A tough passage

The back of the North Atlantic passage chart has this to say about leaving the UK for the Canaries: “September is a good month”.

Last time I did this trip, I Ieft on September 10th, got there in 13 days and spent most of the time rolling south at six knots under twin headsails with the Portuguese Trades blowing as steadily as they did for the Cutty Sark.

October, says the chart, is “acceptable, but get a good weather report.”

I left on October 4th. I had a good weather report – at least the Windy app offered me moderate north westerlies for 48 hours to get me halfway across Biscay. If I left it for a couple more days, however, there was no end to the prospect of south westerlies, some of them in orange…

Actually, I did consider waiting a couple of days because – would you believe it after the Great Refit – at the last minute I broke a stanchion coming up to the fuel berth in Falmouth.

Anchoring off Trefusis Point, I considered a delay to get a new one. There was one at half price on eBay. I could have it by Thursday.

But by Thursday, the south westerlies would have arrived – and I had 24 days to get to Gran Canaria, check in for my stupid Brexit visa and get to Pasito Blanco in time for the Ocean Cruising Club party.

I ordered a new pair (I think I need a spare) to be sent to Agustin the OCC Port Officer for the Canaries. “Was that all right,” I emailed him. “Of course,” he replied by return. Agustin is great.

So, I left on what I imagined would be a straight-forward 1,400-mile passage. “Two or three weeks,” I told Tamsin.

It was going to be three. It just seemed longer.

For a start there were the calms off Finisterre. Days of calms. Calms and headwinds. In desperation I even motored for 20 hours in the hope of finding some wind. I had screenshots of a week of Windy forecasts, and they suggested that if I were to get further into Biscay, there might be enough wind at least to keep me moving.

Motoring is not something I like to do on long passages – what difference is it going to make over a thousand miles? But I was pleasantly surprised to see how far I could get with the little Nanni 21hp ticking over at 1750 revs.

All the same, when I got to where Windy said there was wind, there wasn’t.

In the end it was the new super zero that got me out of there. This is the enormous lightweight sail set on its own Dyneema luff rope from a short bowsprit and sheeted back to the spinnaker blocks. It is essentially an upwind sail, and the idea is that the merest puff gets the boat moving and generates enough apparent wind to keep her moving. It works.

At least it worked until I put a hole in the leach trying to furl it when it was caught on the crosstree which – I then discovered – had lost its smooth protective boot.

I almost wept with disappointment, shame and frustration. The worst part would be having to tell Paul Lees at Crusader sails what I had done to his beautiful creation.

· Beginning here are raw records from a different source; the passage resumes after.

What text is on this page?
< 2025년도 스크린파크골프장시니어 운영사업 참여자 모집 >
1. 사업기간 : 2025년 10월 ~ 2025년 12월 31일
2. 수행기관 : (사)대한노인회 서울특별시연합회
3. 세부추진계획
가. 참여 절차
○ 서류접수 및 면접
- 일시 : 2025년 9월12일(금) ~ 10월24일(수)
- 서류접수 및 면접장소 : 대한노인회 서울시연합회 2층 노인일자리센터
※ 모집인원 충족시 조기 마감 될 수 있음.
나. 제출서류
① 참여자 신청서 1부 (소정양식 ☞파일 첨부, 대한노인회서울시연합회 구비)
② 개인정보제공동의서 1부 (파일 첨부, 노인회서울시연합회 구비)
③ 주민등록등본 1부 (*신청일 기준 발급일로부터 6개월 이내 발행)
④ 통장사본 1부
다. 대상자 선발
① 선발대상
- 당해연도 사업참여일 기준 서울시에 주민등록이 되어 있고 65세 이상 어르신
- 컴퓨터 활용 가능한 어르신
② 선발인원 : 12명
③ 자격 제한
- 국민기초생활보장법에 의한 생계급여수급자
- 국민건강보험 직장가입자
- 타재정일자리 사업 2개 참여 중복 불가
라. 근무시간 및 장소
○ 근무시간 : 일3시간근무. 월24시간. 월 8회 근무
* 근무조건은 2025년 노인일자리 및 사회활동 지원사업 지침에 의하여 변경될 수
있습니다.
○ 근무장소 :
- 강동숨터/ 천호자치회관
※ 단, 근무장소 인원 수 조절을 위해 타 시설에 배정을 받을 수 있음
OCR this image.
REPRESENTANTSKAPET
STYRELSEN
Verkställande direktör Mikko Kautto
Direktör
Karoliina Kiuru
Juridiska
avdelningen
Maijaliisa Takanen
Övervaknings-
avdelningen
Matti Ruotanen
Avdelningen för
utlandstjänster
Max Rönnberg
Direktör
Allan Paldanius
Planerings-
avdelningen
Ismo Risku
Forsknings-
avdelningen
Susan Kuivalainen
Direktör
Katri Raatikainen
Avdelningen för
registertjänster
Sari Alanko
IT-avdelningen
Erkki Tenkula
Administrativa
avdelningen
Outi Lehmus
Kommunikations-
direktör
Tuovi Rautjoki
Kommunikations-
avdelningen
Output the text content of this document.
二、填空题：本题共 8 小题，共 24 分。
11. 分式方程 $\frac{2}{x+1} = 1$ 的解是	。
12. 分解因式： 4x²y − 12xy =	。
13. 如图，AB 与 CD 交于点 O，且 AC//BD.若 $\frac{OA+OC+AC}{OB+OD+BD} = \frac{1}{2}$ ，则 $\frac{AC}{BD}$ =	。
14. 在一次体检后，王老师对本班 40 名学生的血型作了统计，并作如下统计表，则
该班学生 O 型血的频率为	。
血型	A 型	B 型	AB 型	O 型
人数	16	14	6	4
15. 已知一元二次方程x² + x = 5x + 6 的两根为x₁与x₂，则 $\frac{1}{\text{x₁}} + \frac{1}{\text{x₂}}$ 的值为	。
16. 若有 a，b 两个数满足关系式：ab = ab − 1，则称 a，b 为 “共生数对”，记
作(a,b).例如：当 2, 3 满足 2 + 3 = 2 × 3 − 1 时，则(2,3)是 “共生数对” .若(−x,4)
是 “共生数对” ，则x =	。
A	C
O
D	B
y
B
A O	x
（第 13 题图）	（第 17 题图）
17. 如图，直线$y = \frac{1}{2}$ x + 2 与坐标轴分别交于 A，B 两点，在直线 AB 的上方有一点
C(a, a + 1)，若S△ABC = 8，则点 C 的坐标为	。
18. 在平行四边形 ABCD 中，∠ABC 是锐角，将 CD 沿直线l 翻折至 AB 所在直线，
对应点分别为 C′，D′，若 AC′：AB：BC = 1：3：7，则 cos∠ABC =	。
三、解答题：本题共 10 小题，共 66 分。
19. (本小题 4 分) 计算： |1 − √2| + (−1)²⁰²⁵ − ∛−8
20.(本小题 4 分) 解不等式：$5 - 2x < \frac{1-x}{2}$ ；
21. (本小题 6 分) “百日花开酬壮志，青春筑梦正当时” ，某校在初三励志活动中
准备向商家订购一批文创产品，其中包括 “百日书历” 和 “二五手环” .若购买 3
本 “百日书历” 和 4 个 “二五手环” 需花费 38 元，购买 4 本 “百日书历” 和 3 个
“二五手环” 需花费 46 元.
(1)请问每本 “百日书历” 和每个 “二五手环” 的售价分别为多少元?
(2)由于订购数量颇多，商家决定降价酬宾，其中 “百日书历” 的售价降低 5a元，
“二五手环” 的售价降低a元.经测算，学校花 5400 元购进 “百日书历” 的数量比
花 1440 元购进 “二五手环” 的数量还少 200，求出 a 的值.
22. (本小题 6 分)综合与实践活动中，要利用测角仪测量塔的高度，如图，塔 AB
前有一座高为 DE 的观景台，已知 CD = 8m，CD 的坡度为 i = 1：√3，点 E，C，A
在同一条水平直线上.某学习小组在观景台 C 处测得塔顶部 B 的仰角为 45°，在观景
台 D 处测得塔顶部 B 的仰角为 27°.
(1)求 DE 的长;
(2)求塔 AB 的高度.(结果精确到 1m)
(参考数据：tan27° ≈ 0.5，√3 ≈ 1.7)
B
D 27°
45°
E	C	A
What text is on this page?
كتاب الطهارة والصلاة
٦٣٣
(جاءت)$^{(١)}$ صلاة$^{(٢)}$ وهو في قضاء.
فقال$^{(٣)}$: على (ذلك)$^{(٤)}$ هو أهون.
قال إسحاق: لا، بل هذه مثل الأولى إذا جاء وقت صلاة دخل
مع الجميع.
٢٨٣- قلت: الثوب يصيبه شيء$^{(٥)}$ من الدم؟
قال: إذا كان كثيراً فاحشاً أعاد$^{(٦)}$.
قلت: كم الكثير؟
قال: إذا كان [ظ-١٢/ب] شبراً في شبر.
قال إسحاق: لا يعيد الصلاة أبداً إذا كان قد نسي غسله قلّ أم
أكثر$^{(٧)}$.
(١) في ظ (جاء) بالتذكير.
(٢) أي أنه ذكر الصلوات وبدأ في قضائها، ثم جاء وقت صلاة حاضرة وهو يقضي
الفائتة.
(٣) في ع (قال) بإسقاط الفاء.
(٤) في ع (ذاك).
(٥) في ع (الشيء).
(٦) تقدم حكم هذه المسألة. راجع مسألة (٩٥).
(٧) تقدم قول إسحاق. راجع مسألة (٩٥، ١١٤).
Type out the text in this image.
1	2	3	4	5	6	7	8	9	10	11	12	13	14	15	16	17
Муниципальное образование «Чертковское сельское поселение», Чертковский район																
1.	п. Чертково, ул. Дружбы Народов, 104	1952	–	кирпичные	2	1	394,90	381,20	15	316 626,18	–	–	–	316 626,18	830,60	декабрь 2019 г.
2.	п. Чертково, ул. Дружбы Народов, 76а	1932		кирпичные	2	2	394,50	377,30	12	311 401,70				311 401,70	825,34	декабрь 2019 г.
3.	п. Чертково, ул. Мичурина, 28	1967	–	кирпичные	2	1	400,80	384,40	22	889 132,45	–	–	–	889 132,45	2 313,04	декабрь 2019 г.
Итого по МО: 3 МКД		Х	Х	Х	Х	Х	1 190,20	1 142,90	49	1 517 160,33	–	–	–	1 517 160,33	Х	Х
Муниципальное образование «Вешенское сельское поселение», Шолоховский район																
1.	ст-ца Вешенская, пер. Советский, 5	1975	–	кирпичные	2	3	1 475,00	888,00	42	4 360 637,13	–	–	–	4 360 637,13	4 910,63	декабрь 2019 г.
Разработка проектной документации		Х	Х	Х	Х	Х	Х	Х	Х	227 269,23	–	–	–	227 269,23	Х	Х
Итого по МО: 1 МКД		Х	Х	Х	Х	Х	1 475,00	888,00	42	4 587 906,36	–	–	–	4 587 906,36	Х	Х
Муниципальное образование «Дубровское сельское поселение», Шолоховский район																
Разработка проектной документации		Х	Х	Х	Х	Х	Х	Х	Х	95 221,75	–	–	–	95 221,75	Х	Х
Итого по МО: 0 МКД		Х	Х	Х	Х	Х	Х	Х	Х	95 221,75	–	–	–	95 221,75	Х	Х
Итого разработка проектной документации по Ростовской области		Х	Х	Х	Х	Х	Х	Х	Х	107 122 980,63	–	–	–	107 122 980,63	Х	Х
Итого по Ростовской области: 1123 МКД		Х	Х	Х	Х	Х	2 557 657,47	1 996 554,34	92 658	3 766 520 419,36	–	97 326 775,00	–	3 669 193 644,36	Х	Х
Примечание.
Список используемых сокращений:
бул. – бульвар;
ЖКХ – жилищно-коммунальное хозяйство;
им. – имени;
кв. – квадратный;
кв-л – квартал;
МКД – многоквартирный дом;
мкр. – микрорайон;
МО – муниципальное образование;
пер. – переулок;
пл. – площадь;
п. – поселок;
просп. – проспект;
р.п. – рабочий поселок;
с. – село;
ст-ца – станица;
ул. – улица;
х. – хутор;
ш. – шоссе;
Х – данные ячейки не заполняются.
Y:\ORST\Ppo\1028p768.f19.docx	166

So, it was fully nine days into the passage before I saw any real progress down the Iberian coast. Of course, I could have cut the corner – abandoned my waypoint 100 miles off Cape Finisterre but, if there is one thing that frightens me as much as lightning at sea, it is the prospect of meeting the marauding Orcas.

I know that people say Orca attacks are statistically very rare and they only want to play but Samsara doesn’t carry hull insurance and I manage to break quite enough stuff without any help from “playful” marine mammals.

Incidentally, here’s a politically incorrect observation: If they’re so bored, can’t they go and learn to do tricks in a nice Disneyland marine park?

(Now, of course, I’m going to be in real trouble. They’re intelligent enough to read this.)

Anyway, I moved the waypoint (it was an exclamation mark) from 100 miles off Finisterre to 50. Apparently, the advice for yachts sailing down the coast is to stay 20 miles offshore, so I should be well out of the way.

Certainly, I was out of the way. I still found myself 100 miles offshore – tacking against persistent southerlies.

These got stronger the further south we bashed. In an area famed since the 17th century for northerly winds, I spent day after day switching between one reef and two, all the hatches shut, the inside of the boat becoming clammier and clammier as cast-off oilies, wet boots and flying food grew into a sort of putrid compost heap on the floor.

Then, one afternoon off Lisbon, the glass dropped like a stone and the wind speed shot up to between 30 and 36 knots. I considered the sensible thing – heaving to. But that would mean going backwards at two knots and I just couldn’t bear it. Also, the boat seemed to be loving the conditions, crashing along at between five and six knots in clouds of spray. Of course, we were only making one knot towards the Canaries as the Navionics track zig-zagged painfully across the screen – and this went on, would you believe for 36 hours…

Then, after just a 24 respite (there was even some north in the wind) would you believe the same thing happened again – the sudden drop in pressure (but only 28-33 knots this time.)

And that was when I got knocked down – in a Force 7. You don’t expect that (nobody expects a knockdown). I’m not going to describe it here because I’ve written a full explanation in another post.

By the time I got to Las Palmas, quite frankly I’d had enough. Also, I have to organise the repairs – which are beginning to resemble another refit.

I think I’ll take the bus to the party.